When it comes to planning for their long-term care, many people envision having to rely on Medicaid benefits. While this certainly makes good sense, it's nevertheless important for those in this situation to understand that the decisions they make concerning estate planning can have an impact on their eligibility for these benefits.
In particular, the decision to create a trust -- an estate planning tool with numerous benefits -- must be undertaken with a considerable degree of caution.
In general, the many different types of trusts can be divided into two main categories: revocable and irrevocable.
In the former, the person who creates the trust (i.e., the trustor) can access the trust principal, meaning the assets used to fund the trust, and otherwise maintains a significant degree of control over the trust, including whether it should be amended or even rescinded.
In the latter, the trustor cannot access the trust principal and relinquishes all control over the trust to the named trustee.

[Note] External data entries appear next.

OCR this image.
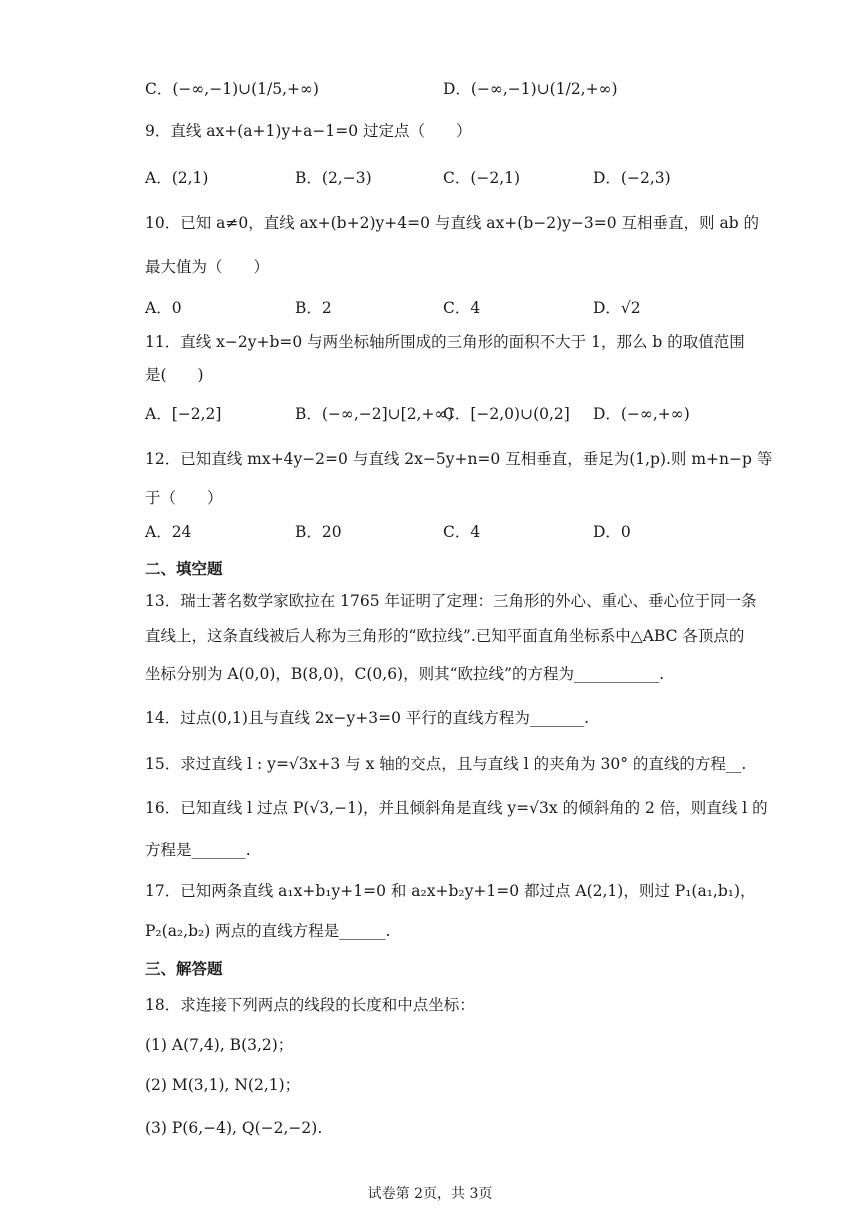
C．(−∞,−1)∪(1/5,+∞)	D．(−∞,−1)∪(1/2,+∞)
9．直线 ax+(a+1)y+a−1=0 过定点（　　）
A．(2,1)	B．(2,−3)	C．(−2,1)	D．(−2,3)
10．已知 a≠0，直线 ax+(b+2)y+4=0 与直线 ax+(b−2)y−3=0 互相垂直，则 ab 的
最大值为（　　）
A．0	B．2	C．4	D．√2
11．直线 x−2y+b=0 与两坐标轴所围成的三角形的面积不大于 1，那么 b 的取值范围
是(　　)
A．[−2,2]	B．(−∞,−2]∪[2,+∞)
C．[−2,0)∪(0,2] D．(−∞,+∞)
12．已知直线 mx+4y−2=0 与直线 2x−5y+n=0 互相垂直，垂足为(1,p).则 m+n−p 等
于（　　）
A．24	B．20	C．4	D．0
二、填空题
13．瑞士著名数学家欧拉在 1765 年证明了定理：三角形的外心、重心、垂心位于同一条
直线上，这条直线被后人称为三角形的“欧拉线”.已知平面直角坐标系中△ABC 各顶点的
坐标分别为 A(0,0)，B(8,0)，C(0,6)，则其“欧拉线”的方程为___________.
14．过点(0,1)且与直线 2x−y+3=0 平行的直线方程为_______.
15．求过直线 l : y=√3x+3 与 x 轴的交点，且与直线 l 的夹角为 30° 的直线的方程__.
16．已知直线 l 过点 P(√3,−1)，并且倾斜角是直线 y=√3x 的倾斜角的 2 倍，则直线 l 的
方程是_______.
17．已知两条直线 a₁x+b₁y+1=0 和 a₂x+b₂y+1=0 都过点 A(2,1)，则过 P₁(a₁,b₁)，
P₂(a₂,b₂) 两点的直线方程是______.
三、解答题
18．求连接下列两点的线段的长度和中点坐标：
(1) A(7,4), B(3,2)；
(2) M(3,1), N(2,1)；
(3) P(6,−4), Q(−2,−2).
试卷第 2页，共 3页
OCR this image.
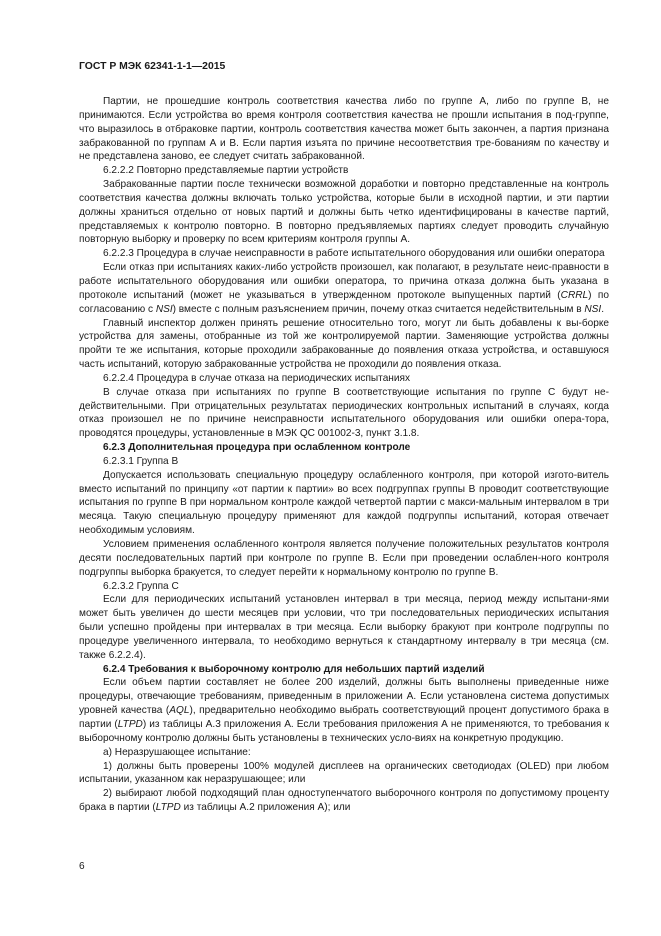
ГОСТ Р МЭК 62341-1-1—2015

Партии, не прошедшие контроль соответствия качества либо по группе А, либо по группе В, не принимаются. Если устройства во время контроля соответствия качества не прошли испытания в под-группе, что выразилось в отбраковке партии, контроль соответствия качества может быть закончен, а партия признана забракованной по группам А и В. Если партия изъята по причине несоответствия тре-бованиям по качеству и не представлена заново, ее следует считать забракованной.

6.2.2.2 Повторно представляемые партии устройств

Забракованные партии после технически возможной доработки и повторно представленные на контроль соответствия качества должны включать только устройства, которые были в исходной партии, и эти партии должны храниться отдельно от новых партий и должны быть четко идентифицированы в качестве партий, представляемых к контролю повторно. В повторно предъявляемых партиях следует проводить случайную повторную выборку и проверку по всем критериям контроля группы А.

6.2.2.3 Процедура в случае неисправности в работе испытательного оборудования или ошибки оператора

Если отказ при испытаниях каких-либо устройств произошел, как полагают, в результате неис-правности в работе испытательного оборудования или ошибки оператора, то причина отказа должна быть указана в протоколе испытаний (может не указываться в утвержденном протоколе выпущенных партий (CRRL) по согласованию с NSI) вместе с полным разъяснением причин, почему отказ считается недействительным в NSI.

Главный инспектор должен принять решение относительно того, могут ли быть добавлены к вы-борке устройства для замены, отобранные из той же контролируемой партии. Заменяющие устройства должны пройти те же испытания, которые проходили забракованные до появления отказа устройства, и оставшуюся часть испытаний, которую забракованные устройства не проходили до появления отказа.

6.2.2.4 Процедура в случае отказа на периодических испытаниях

В случае отказа при испытаниях по группе В соответствующие испытания по группе С будут не-действительными. При отрицательных результатах периодических контрольных испытаний в случаях, когда отказ произошел не по причине неисправности испытательного оборудования или ошибки опера-тора, проводятся процедуры, установленные в МЭК QC 001002-3, пункт 3.1.8.

6.2.3 Дополнительная процедура при ослабленном контроле

6.2.3.1 Группа В

Допускается использовать специальную процедуру ослабленного контроля, при которой изгото-витель вместо испытаний по принципу «от партии к партии» во всех подгруппах группы В проводит соответствующие испытания по группе В при нормальном контроле каждой четвертой партии с макси-мальным интервалом в три месяца. Такую специальную процедуру применяют для каждой подгруппы испытаний, которая отвечает необходимым условиям.

Условием применения ослабленного контроля является получение положительных результатов контроля десяти последовательных партий при контроле по группе В. Если при проведении ослаблен-ного контроля подгруппы выборка бракуется, то следует перейти к нормальному контролю по группе В.

6.2.3.2 Группа С

Если для периодических испытаний установлен интервал в три месяца, период между испытани-ями может быть увеличен до шести месяцев при условии, что три последовательных периодических испытания были успешно пройдены при интервалах в три месяца. Если выборку бракуют при контроле подгруппы по процедуре увеличенного интервала, то необходимо вернуться к стандартному интервалу в три месяца (см. также 6.2.2.4).

6.2.4 Требования к выборочному контролю для небольших партий изделий

Если объем партии составляет не более 200 изделий, должны быть выполнены приведенные ниже процедуры, отвечающие требованиям, приведенным в приложении А. Если установлена система допустимых уровней качества (AQL), предварительно необходимо выбрать соответствующий процент допустимого брака в партии (LTPD) из таблицы А.3 приложения А. Если требования приложения А не применяются, то требования к выборочному контролю должны быть установлены в технических усло-виях на конкретную продукцию.

а) Неразрушающее испытание:

1) должны быть проверены 100% модулей дисплеев на органических светодиодах (OLED) при любом испытании, указанном как неразрушающее; или

2) выбирают любой подходящий план одноступенчатого выборочного контроля по допустимому проценту брака в партии (LTPD из таблицы А.2 приложения А); или

6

This distinction matters for the purposes of Medicaid eligibility, as your objective of protecting and preserving your assets may be jeopardized if you utilize a revocable trust. That's because Medicaid is concerned that you could essentially double-dip, meaning you could not only potentially receive government benefits, but also amend the trust terms to make a distribution back to yourself. As such, Medicaid benefits will be denied until all of the assets held in the revocable trust are used.
As far as an irrevocable trust is concerned, however, Medicaid does not count it against you in terms of eligibility given the relative absence of control and the inability to double-dip. What this means is that not only would you have access to much needed benefits, but that you would also be able to pass down assets to your heirs.
As you can plainly see, this is a complex legal matter. As such, anyone with questions or concerns should seriously consider meeting with an experienced legal professional.